# Cylindrical Shell Method

1. Sep 3, 2006

### shaneewert

Using the method of cylindrical shells, find the volume generated by rotating the region the region bounded by the given curves about the specified axis.

y=(x-1)^(1/2), y=0, x=5; about y = 3

Please tell me how to set up the integral! Any help is MUCH appreciated.

So far I have Integral from 0 to 2 of (3-(y^2+1))*y dy I know that isn't right, because I am not getting the right answer! The book says that it is 24pi.

Thank you.

2. Sep 3, 2006

### Galileo

First, draw a picture. Then cut the region into horizontal slabs of height dy (or $\Delta y$ if you prefer). Imagine a slab at height y being rotated around the line y=3. What would be the volume the obtained cylinder?
Next, add the contributions from all cylinders, i.e. integrate.

3. Sep 4, 2006

### Swapnil

I think that using vertical cylindrical shells would be most effective for this problem.

I would use vertical cylindrical shell whose outer radius r2 is $$3+\sqrt{x-1}$$ while its inner radius r1 is 3 and whose height is dx.

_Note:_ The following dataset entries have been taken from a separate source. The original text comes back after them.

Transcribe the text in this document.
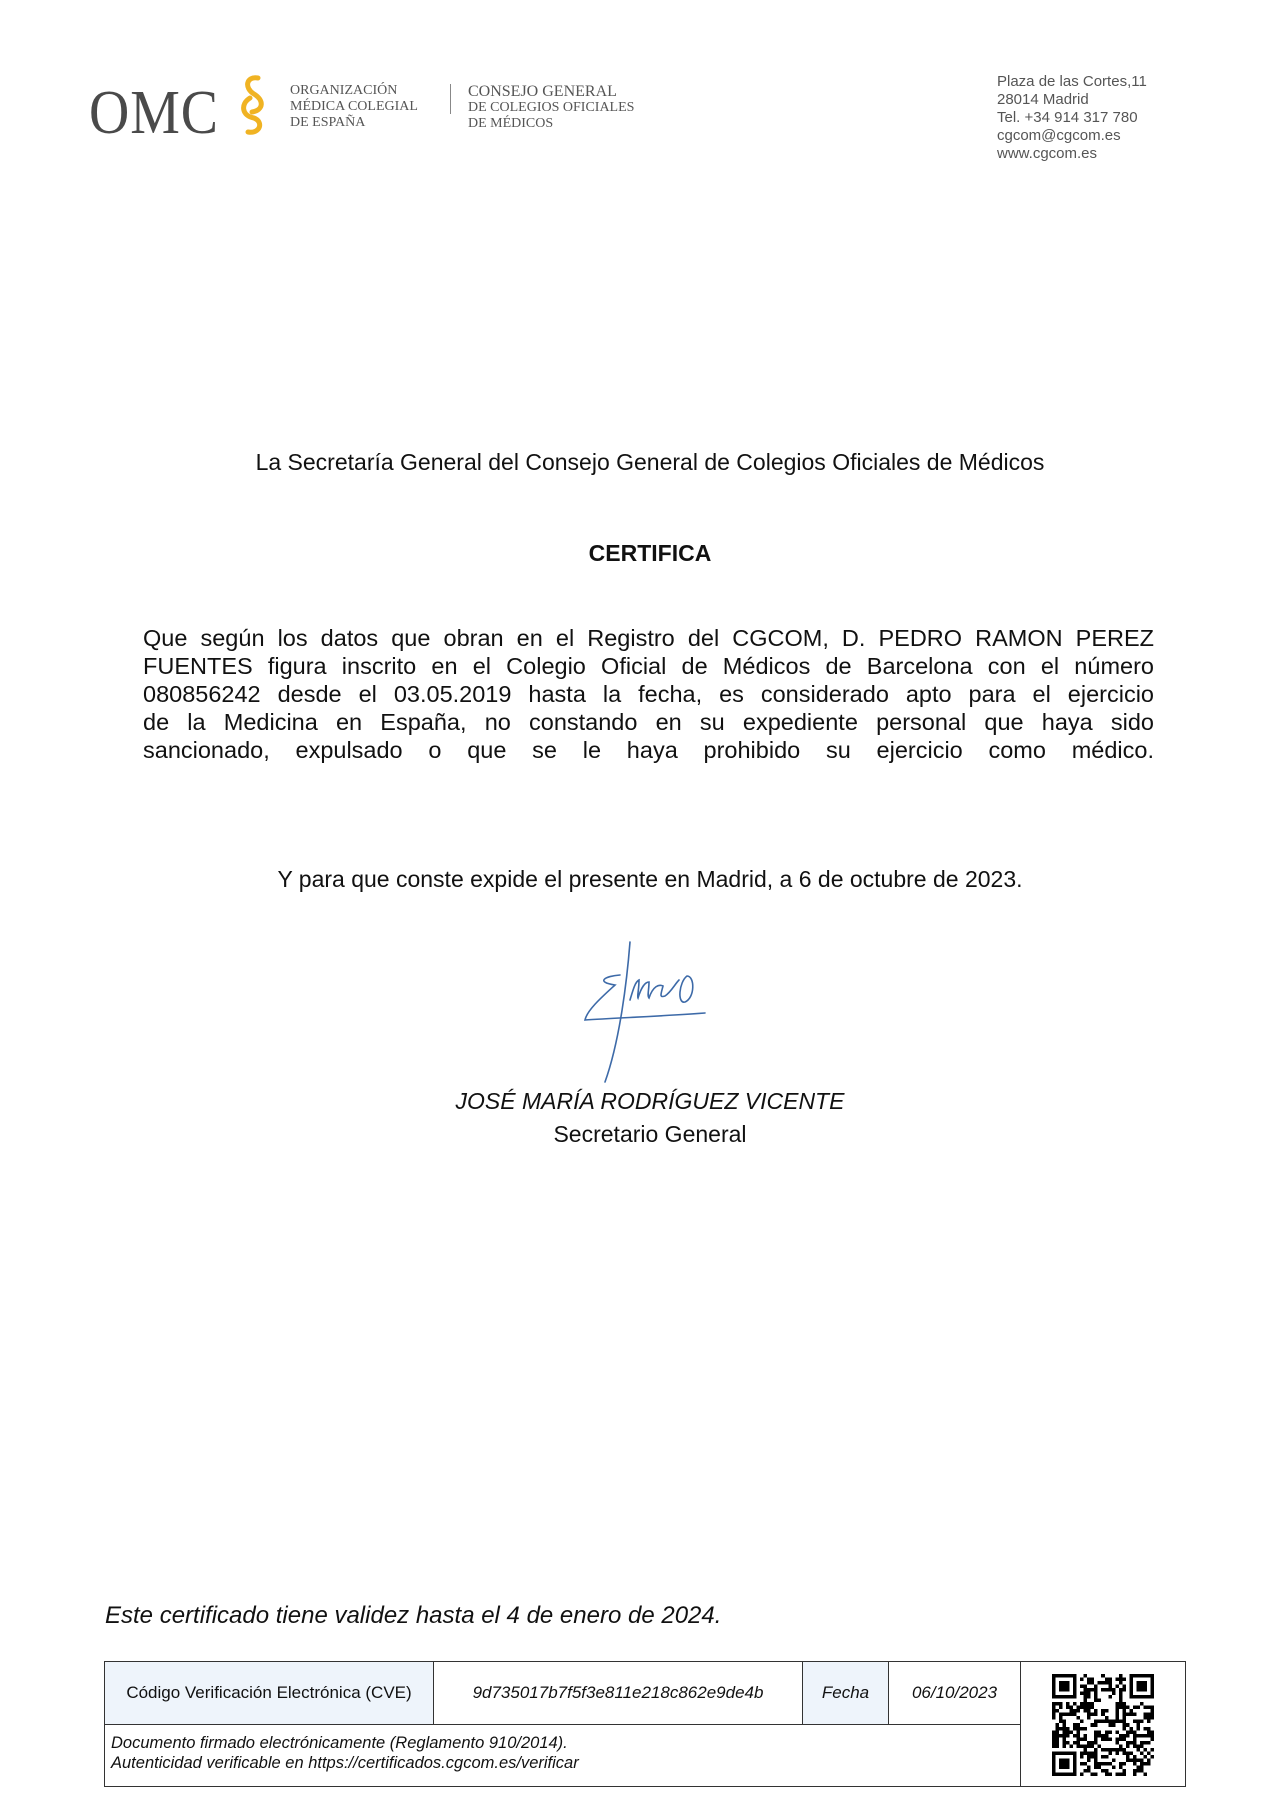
OMC	ORGANIZACIÓN
MÉDICA COLEGIAL
DE ESPAÑA
CONSEJO GENERAL
DE COLEGIOS OFICIALES
DE MÉDICOS
Plaza de las Cortes,11
28014 Madrid
Tel. +34 914 317 780
cgcom@cgcom.es
www.cgcom.es
La Secretaría General del Consejo General de Colegios Oficiales de Médicos
CERTIFICA
Que según los datos que obran en el Registro del CGCOM, D. PEDRO RAMON PEREZ
FUENTES figura inscrito en el Colegio Oficial de Médicos de Barcelona con el número
080856242 desde el 03.05.2019 hasta la fecha, es considerado apto para el ejercicio
de la Medicina en España, no constando en su expediente personal que haya sido
sancionado, expulsado o que se le haya prohibido su ejercicio como médico.
Y para que conste expide el presente en Madrid, a 6 de octubre de 2023.
JOSÉ MARÍA RODRÍGUEZ VICENTE
Secretario General
Este certificado tiene validez hasta el 4 de enero de 2024.
Código Verificación Electrónica (CVE)	9d735017b7f5f3e811e218c862e9de4b	Fecha	06/10/2023
Documento firmado electrónicamente (Reglamento 910/2014).
Autenticidad verificable en https://certificados.cgcom.es/verificar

Now the infinitesimal volume of any arbitrary shell would be

$$dV = \pi\cdot dx\cdot \big[ (3+\sqrt{x-1})^2 - 3^2) \big]$$

Now since x would have to go from 1 to 5 to cover the required region, we just integrate the above expression from 1 to 5 and we get:

$$V = \pi\cdot\int_0^5 \big[ (3+\sqrt{x-1})^2 - 3^2) \big] dx$$

This should give you the right answer.

Last edited: Sep 4, 2006